Researchers are evaluating how well serum tumor marker directed disease monitoring (STMDDM) works for patients with hormone receptor positive, HER2 negative metastatic breast cancer. The study compares STMDDM with the usual care approach to see if overall survival is not worse using STMDDM. The trial also looks at healthcare costs, patient anxiety, quality of life, and preferences related to disease monitoring. Patients are randomly assigned to one of two groups. One group receives usual care with imaging at least every 12 weeks and other monitoring at the doctor's discretion for up to 312 weeks if the disease does not progress. The other group has their serum tumor markers checked every 4 to 8 weeks, with imaging only if markers are elevated, also for up to 312 weeks without progression. Additional assessments include quality-of-life and anxiety questionnaires. Throughout the study, participants undergo regular evaluations including imaging, blood tests for tumor markers, and patient-reported outcome questionnaires. Researchers track overall survival up to 312 weeks after randomization, along with healthcare costs and patient experiences. Participants must provide informed consent and are monitored for safety during the study period.

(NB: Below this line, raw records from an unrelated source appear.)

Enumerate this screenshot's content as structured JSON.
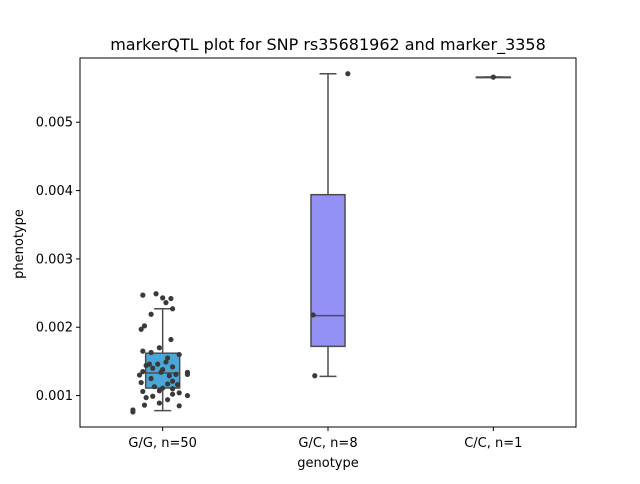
{
  "chart_data": {
    "type": "box",
    "title": "markerQTL plot for SNP rs35681962 and marker_3358",
    "xlabel": "genotype",
    "ylabel": "phenotype",
    "ylim": [
      0.00054,
      0.00594
    ],
    "yticks": [
      0.001,
      0.002,
      0.003,
      0.004,
      0.005
    ],
    "ytick_labels": [
      "0.001",
      "0.002",
      "0.003",
      "0.004",
      "0.005"
    ],
    "grid": false,
    "categories": [
      "G/G, n=50",
      "G/C, n=8",
      "C/C, n=1"
    ],
    "boxes": [
      {
        "category": "G/G, n=50",
        "color": "#4aa8d9",
        "whisker_low": 0.00078,
        "q1": 0.00111,
        "median": 0.00133,
        "q3": 0.00162,
        "whisker_high": 0.00227,
        "points": [
          [
            -0.12,
            0.00247
          ],
          [
            -0.04,
            0.00249
          ],
          [
            0.0,
            0.00243
          ],
          [
            0.05,
            0.00242
          ],
          [
            0.02,
            0.00236
          ],
          [
            0.06,
            0.00227
          ],
          [
            -0.07,
            0.00219
          ],
          [
            -0.11,
            0.00202
          ],
          [
            -0.13,
            0.00197
          ],
          [
            0.05,
            0.00182
          ],
          [
            -0.12,
            0.00165
          ],
          [
            -0.07,
            0.00163
          ],
          [
            -0.02,
            0.0017
          ],
          [
            0.1,
            0.0016
          ],
          [
            0.03,
            0.00155
          ],
          [
            -0.08,
            0.00146
          ],
          [
            -0.1,
            0.00144
          ],
          [
            -0.03,
            0.00146
          ],
          [
            0.02,
            0.00149
          ],
          [
            -0.06,
            0.0014
          ],
          [
            0.0,
            0.00138
          ],
          [
            0.06,
            0.00142
          ],
          [
            -0.12,
            0.00135
          ],
          [
            -0.01,
            0.00134
          ],
          [
            0.15,
            0.00134
          ],
          [
            0.08,
            0.00131
          ],
          [
            -0.14,
            0.0013
          ],
          [
            0.04,
            0.00129
          ],
          [
            0.15,
            0.00131
          ],
          [
            -0.07,
            0.00125
          ],
          [
            0.06,
            0.00121
          ],
          [
            -0.13,
            0.00119
          ],
          [
            0.03,
            0.00117
          ],
          [
            0.09,
            0.00116
          ],
          [
            -0.05,
            0.00113
          ],
          [
            0.0,
            0.00111
          ],
          [
            0.06,
            0.0011
          ],
          [
            -0.12,
            0.00106
          ],
          [
            -0.02,
            0.00107
          ],
          [
            0.1,
            0.00104
          ],
          [
            0.06,
            0.00102
          ],
          [
            0.15,
            0.001
          ],
          [
            -0.06,
            0.00099
          ],
          [
            -0.1,
            0.00097
          ],
          [
            0.03,
            0.00094
          ],
          [
            -0.02,
            0.00089
          ],
          [
            0.1,
            0.00085
          ],
          [
            -0.11,
            0.00086
          ],
          [
            -0.18,
            0.00079
          ],
          [
            -0.18,
            0.00076
          ]
        ]
      },
      {
        "category": "G/C, n=8",
        "color": "#9391f5",
        "whisker_low": 0.00128,
        "q1": 0.00172,
        "median": 0.00217,
        "q3": 0.00394,
        "whisker_high": 0.00571,
        "points": [
          [
            0.12,
            0.00571
          ],
          [
            -0.09,
            0.00218
          ],
          [
            -0.08,
            0.00129
          ]
        ]
      },
      {
        "category": "C/C, n=1",
        "color": "#7f7f7f",
        "whisker_low": 0.00566,
        "q1": 0.00566,
        "median": 0.00566,
        "q3": 0.00566,
        "whisker_high": 0.00566,
        "points": [
          [
            0.0,
            0.00566
          ]
        ]
      }
    ]
  }
}
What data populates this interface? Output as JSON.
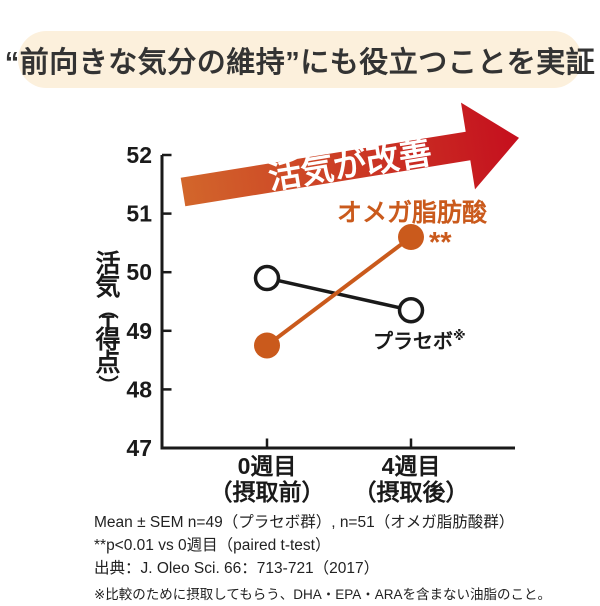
{
  "page": {
    "bg": "#ffffff"
  },
  "header": {
    "title": "“前向きな気分の維持”にも役立つことを実証",
    "bg": "#fcf0dc",
    "text_color": "#333333"
  },
  "arrow": {
    "label": "活気が改善",
    "gradient": [
      "#d2662b",
      "#c50f1e"
    ],
    "text_color": "#ffffff"
  },
  "chart_data": {
    "type": "line",
    "categories": [
      [
        "0週目",
        "（摂取前）"
      ],
      [
        "4週目",
        "（摂取後）"
      ]
    ],
    "series": [
      {
        "name": "オメガ脂肪酸",
        "values": [
          48.75,
          50.6
        ],
        "color": "#ca5a1c",
        "marker": "filled-circle",
        "annotation": "**"
      },
      {
        "name": "プラセボ",
        "values": [
          49.9,
          49.35
        ],
        "color": "#1a1a1a",
        "marker": "open-circle",
        "annotation": "※"
      }
    ],
    "ylabel": "活気（T得点）",
    "ylim": [
      47,
      52
    ],
    "yticks": [
      52,
      51,
      50,
      49,
      48,
      47
    ],
    "grid": false,
    "legend": "inline-labels",
    "axis_color": "#1a1a1a"
  },
  "footnotes": [
    "Mean ± SEM n=49（プラセボ群）, n=51（オメガ脂肪酸群）",
    "**p<0.01 vs 0週目（paired t-test）",
    "出典：J. Oleo Sci. 66：713-721（2017）",
    "※比較のために摂取してもらう、DHA・EPA・ARAを含まない油脂のこと。"
  ]
}
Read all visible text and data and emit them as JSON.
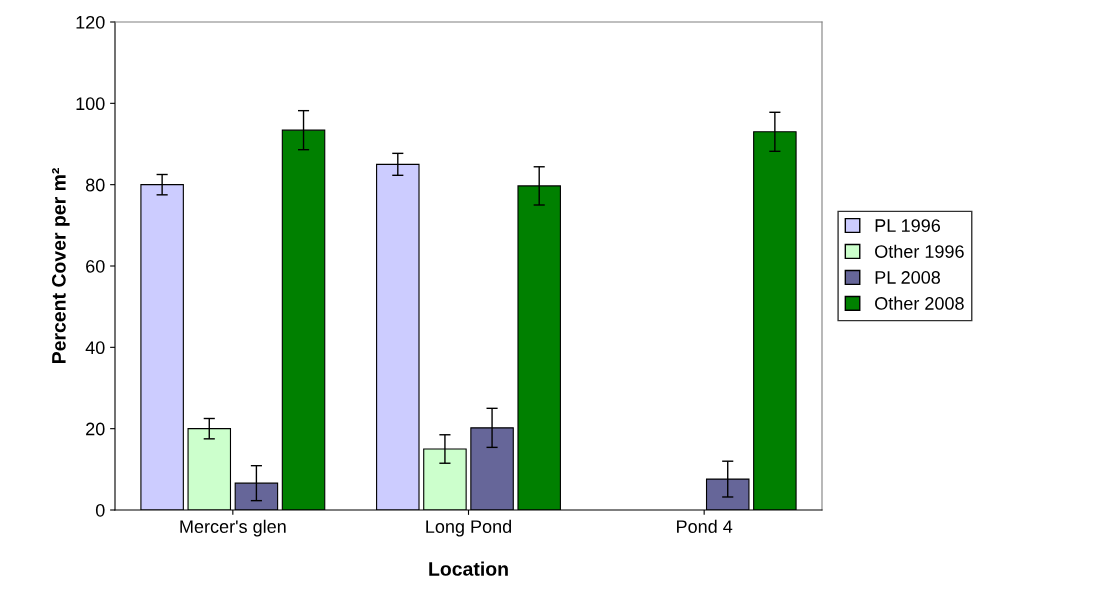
{
  "chart_data": {
    "type": "bar",
    "xlabel": "Location",
    "ylabel": "Percent Cover per m²",
    "categories": [
      "Mercer's glen",
      "Long Pond",
      "Pond 4"
    ],
    "series": [
      {
        "name": "PL 1996",
        "color": "#ccccff",
        "values": [
          80,
          85,
          null
        ],
        "errors": [
          2.5,
          2.7,
          null
        ]
      },
      {
        "name": "Other 1996",
        "color": "#ccffcc",
        "values": [
          20,
          15,
          null
        ],
        "errors": [
          2.5,
          3.5,
          null
        ]
      },
      {
        "name": "PL 2008",
        "color": "#666699",
        "values": [
          6.6,
          20.2,
          7.6
        ],
        "errors": [
          4.3,
          4.8,
          4.4
        ]
      },
      {
        "name": "Other 2008",
        "color": "#008000",
        "values": [
          93.4,
          79.7,
          93
        ],
        "errors": [
          4.8,
          4.7,
          4.8
        ]
      }
    ],
    "ylim": [
      0,
      120
    ],
    "yticks": [
      0,
      20,
      40,
      60,
      80,
      100,
      120
    ],
    "grid": false,
    "legend": "right"
  }
}
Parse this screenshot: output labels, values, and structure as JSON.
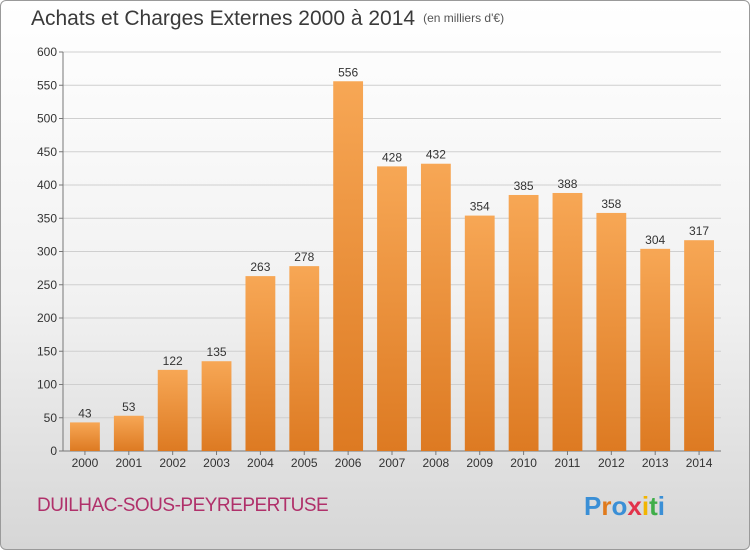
{
  "title": "Achats et Charges Externes 2000 à 2014",
  "subtitle": "(en milliers d'€)",
  "commune": "DUILHAC-SOUS-PEYREPERTUSE",
  "logo": {
    "letters": [
      "P",
      "r",
      "o",
      "x",
      "i",
      "t",
      "i"
    ],
    "colors": [
      "#3a8fd6",
      "#e07a1c",
      "#3a8fd6",
      "#e2324a",
      "#f2b500",
      "#3fae49",
      "#3a8fd6"
    ]
  },
  "colors": {
    "bar_top": "#f7a755",
    "bar_bottom": "#dd7a22",
    "grid": "#cfcfcf",
    "text": "#333333"
  },
  "chart_data": {
    "type": "bar",
    "categories": [
      "2000",
      "2001",
      "2002",
      "2003",
      "2004",
      "2005",
      "2006",
      "2007",
      "2008",
      "2009",
      "2010",
      "2011",
      "2012",
      "2013",
      "2014"
    ],
    "values": [
      43,
      53,
      122,
      135,
      263,
      278,
      556,
      428,
      432,
      354,
      385,
      388,
      358,
      304,
      317
    ],
    "title": "Achats et Charges Externes 2000 à 2014",
    "subtitle": "(en milliers d'€)",
    "xlabel": "",
    "ylabel": "",
    "ylim": [
      0,
      600
    ],
    "yticks": [
      0,
      50,
      100,
      150,
      200,
      250,
      300,
      350,
      400,
      450,
      500,
      550,
      600
    ],
    "grid": true,
    "data_labels": true
  }
}
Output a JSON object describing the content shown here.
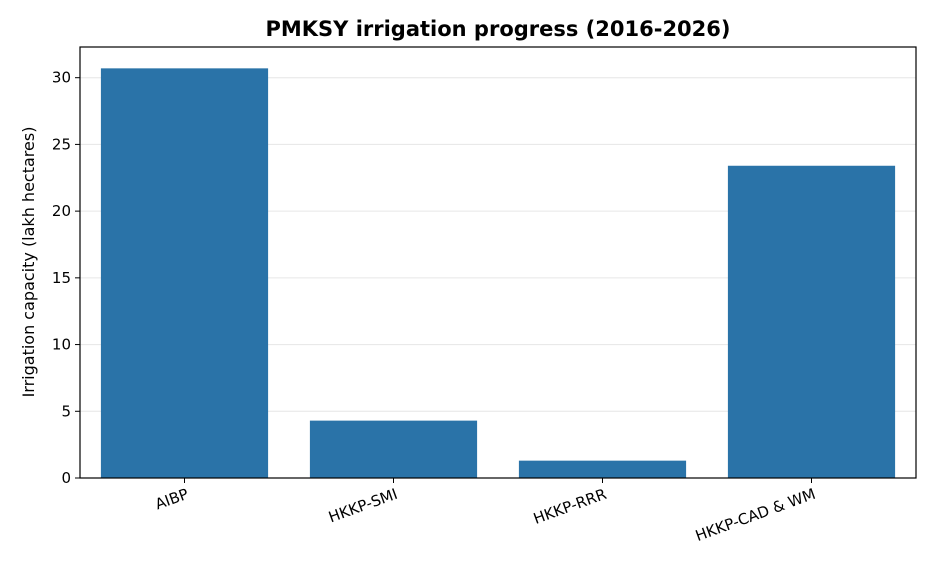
{
  "chart_data": {
    "type": "bar",
    "title": "PMKSY irrigation progress (2016-2026)",
    "xlabel": "",
    "ylabel": "Irrigation capacity (lakh hectares)",
    "categories": [
      "AIBP",
      "HKKP-SMI",
      "HKKP-RRR",
      "HKKP-CAD & WM"
    ],
    "values": [
      30.7,
      4.3,
      1.3,
      23.4
    ],
    "ylim": [
      0,
      32.3
    ],
    "yticks": [
      0,
      5,
      10,
      15,
      20,
      25,
      30
    ],
    "grid": "horizontal",
    "bar_color": "#2a73a8"
  }
}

Researchers are comparing two treatment approaches for patients with brain metastases: stereotactic radiosurgery (SRS) and hippocampal-avoidant whole brain radiotherapy (HA-WBRT) combined with the drug memantine. SRS is an outpatient procedure delivering a high dose of radiation to small brain areas in one or two days, while HA-WBRT aims to treat the whole brain but reduce radiation to the hippocampus, which is important for memory. Memantine is used alongside HA-WBRT to help relieve symptoms like memory problems caused by radiation. This phase III trial seeks to determine if SRS is better, the same, or worse than the usual treatment with whole brain radiation therapy (WBRT) alone, considering cancer control, life span, quality of life, and symptoms. The study compares two groups: one receiving SRS with a single dose of 18-22 Gy, and the other receiving HA-WBRT radiation at 30 Gy over 10 sessions plus memantine starting at 5 mg and increasing weekly up to 20 mg daily. Patients must have between 5 and 15 brain metastases, with no single tumor larger than 2.5 cm. The trial requires participating centers to have specific radiosurgery equipment and credentialing. Treatment must begin within 14 days after enrollment. Both approaches are closely monitored to assess their effects. Participants will undergo MRIs and neurocognitive testing to evaluate memory and brain function over 4.5 years. Researchers will track overall survival and neurocognitive progression-free survival as primary outcomes. Patients will complete quality-of-life questionnaires in English or French, and their kidney function will be tested before treatment. The study includes careful documentation of treatment effects, side effects, and follow-up visits to ensure thorough evaluation of both treatment options.